Market perspective: Lions, tigers and Bear Stearns! Oh my!
CLARKONOMICS: The financial activities of the past weekend and the collapse of overseas stock markets highlight that the world has lost faith in U.S. markets, banks and brokerage houses. Bear Stearns -- a company not really familiar to most Americans -- lost 99% of its value, and the Federal Reserve worked all weekend to engineer JP Morgan's bailout purchase of the company using taxpayer money.
So what's going to happen next? No one knows. The Fed's moves have paradoxically been both not enough and too much. Our financial markets got into trouble bit by bit, with idiotic mortgage lending and other practices. Bear Stearns was involved in structuring, which is really like selling garbage with a bow on it. Here's an example: Say that Christa wants to buy a home. She goes to Clark's bank to borrow. Clark lends her the money, but he isn't sure she'll pay back the loan. So Clark turns around and sells off Christa's loan to Joel's brokerage house, which offers to pay 95 cents on the dollar. But Joel doesn't think Christa will pay either, so he bundles her loan with thousands of others like it and markets them to individual investors and big institutional investors. That, in a nutshell, is an explanation of the mortgage securities market. The individual loans became hot potatoes and people suddenly started getting burned.
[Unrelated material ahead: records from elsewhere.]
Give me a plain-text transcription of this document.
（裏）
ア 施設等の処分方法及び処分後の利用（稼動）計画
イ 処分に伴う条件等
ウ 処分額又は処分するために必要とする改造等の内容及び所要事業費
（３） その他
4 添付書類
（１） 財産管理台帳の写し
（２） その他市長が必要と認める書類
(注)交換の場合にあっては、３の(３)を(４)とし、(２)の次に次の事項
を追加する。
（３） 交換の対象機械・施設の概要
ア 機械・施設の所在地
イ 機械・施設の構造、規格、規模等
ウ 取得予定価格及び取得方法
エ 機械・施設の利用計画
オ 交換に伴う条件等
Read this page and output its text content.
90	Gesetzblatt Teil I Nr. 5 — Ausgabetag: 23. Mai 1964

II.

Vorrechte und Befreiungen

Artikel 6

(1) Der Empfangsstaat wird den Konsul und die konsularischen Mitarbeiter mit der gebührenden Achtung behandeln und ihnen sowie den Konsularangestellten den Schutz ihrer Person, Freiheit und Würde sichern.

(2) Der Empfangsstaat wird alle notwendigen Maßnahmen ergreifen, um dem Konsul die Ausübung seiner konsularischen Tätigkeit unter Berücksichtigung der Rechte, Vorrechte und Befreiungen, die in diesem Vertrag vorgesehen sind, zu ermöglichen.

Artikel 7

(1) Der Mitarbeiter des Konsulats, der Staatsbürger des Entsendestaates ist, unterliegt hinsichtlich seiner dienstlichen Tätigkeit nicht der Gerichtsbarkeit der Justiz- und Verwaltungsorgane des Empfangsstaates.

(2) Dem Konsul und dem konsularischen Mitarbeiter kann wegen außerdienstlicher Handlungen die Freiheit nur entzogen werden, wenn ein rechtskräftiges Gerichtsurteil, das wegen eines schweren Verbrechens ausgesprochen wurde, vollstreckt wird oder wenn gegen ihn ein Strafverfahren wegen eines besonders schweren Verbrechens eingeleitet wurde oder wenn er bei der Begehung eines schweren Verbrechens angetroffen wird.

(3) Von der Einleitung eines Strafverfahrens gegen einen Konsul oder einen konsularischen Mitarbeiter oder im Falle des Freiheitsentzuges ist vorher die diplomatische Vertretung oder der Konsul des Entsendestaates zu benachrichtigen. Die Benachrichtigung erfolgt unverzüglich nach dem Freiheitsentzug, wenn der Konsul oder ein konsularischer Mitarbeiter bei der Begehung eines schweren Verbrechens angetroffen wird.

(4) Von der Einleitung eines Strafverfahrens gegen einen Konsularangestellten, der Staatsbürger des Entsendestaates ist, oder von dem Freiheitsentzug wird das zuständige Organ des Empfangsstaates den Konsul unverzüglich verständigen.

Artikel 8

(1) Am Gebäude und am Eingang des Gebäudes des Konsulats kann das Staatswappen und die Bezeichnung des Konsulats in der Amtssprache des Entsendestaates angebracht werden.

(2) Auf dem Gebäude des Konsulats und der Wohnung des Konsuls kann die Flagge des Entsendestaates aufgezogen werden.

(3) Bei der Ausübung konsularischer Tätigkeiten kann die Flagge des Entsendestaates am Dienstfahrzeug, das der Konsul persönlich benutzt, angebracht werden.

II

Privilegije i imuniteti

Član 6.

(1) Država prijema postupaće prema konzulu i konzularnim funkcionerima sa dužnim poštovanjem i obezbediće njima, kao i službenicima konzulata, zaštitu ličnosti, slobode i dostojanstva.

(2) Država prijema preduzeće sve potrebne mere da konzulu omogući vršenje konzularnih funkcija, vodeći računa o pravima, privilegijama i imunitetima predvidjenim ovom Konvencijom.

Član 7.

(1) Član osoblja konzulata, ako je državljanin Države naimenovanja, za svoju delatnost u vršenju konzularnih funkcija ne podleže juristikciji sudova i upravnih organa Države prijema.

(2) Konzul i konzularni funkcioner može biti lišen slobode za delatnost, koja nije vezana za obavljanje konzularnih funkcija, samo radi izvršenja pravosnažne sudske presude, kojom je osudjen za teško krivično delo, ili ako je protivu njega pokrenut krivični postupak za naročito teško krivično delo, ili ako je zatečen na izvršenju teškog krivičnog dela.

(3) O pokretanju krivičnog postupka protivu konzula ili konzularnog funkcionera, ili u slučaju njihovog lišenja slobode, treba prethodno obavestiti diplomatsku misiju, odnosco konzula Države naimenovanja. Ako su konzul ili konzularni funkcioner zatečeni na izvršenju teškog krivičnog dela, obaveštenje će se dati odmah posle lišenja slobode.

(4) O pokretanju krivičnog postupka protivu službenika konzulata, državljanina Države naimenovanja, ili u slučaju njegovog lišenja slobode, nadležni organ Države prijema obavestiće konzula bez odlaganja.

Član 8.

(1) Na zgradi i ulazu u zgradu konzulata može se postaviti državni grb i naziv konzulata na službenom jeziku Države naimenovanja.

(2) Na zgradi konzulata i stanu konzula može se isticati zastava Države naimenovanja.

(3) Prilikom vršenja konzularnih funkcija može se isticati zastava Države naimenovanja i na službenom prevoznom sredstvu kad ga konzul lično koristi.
So here we are as Americans with excessive debt; a government taking on debt like crazy; and the Federal Reserve trying to pump money into the system, which sends the dollar into the toilet and starts a vicious circle. Consider this: People who don't use U.S. currency are not paying high gas prices. So why are we? Simply put, it now takes more U.S. dollars to buy the same barrel of oil thanks to the Fed devaluing our currency. If all this negativity sounds awful, realize that it's all part of capitalism. Relief will come, but it will be a very slow process.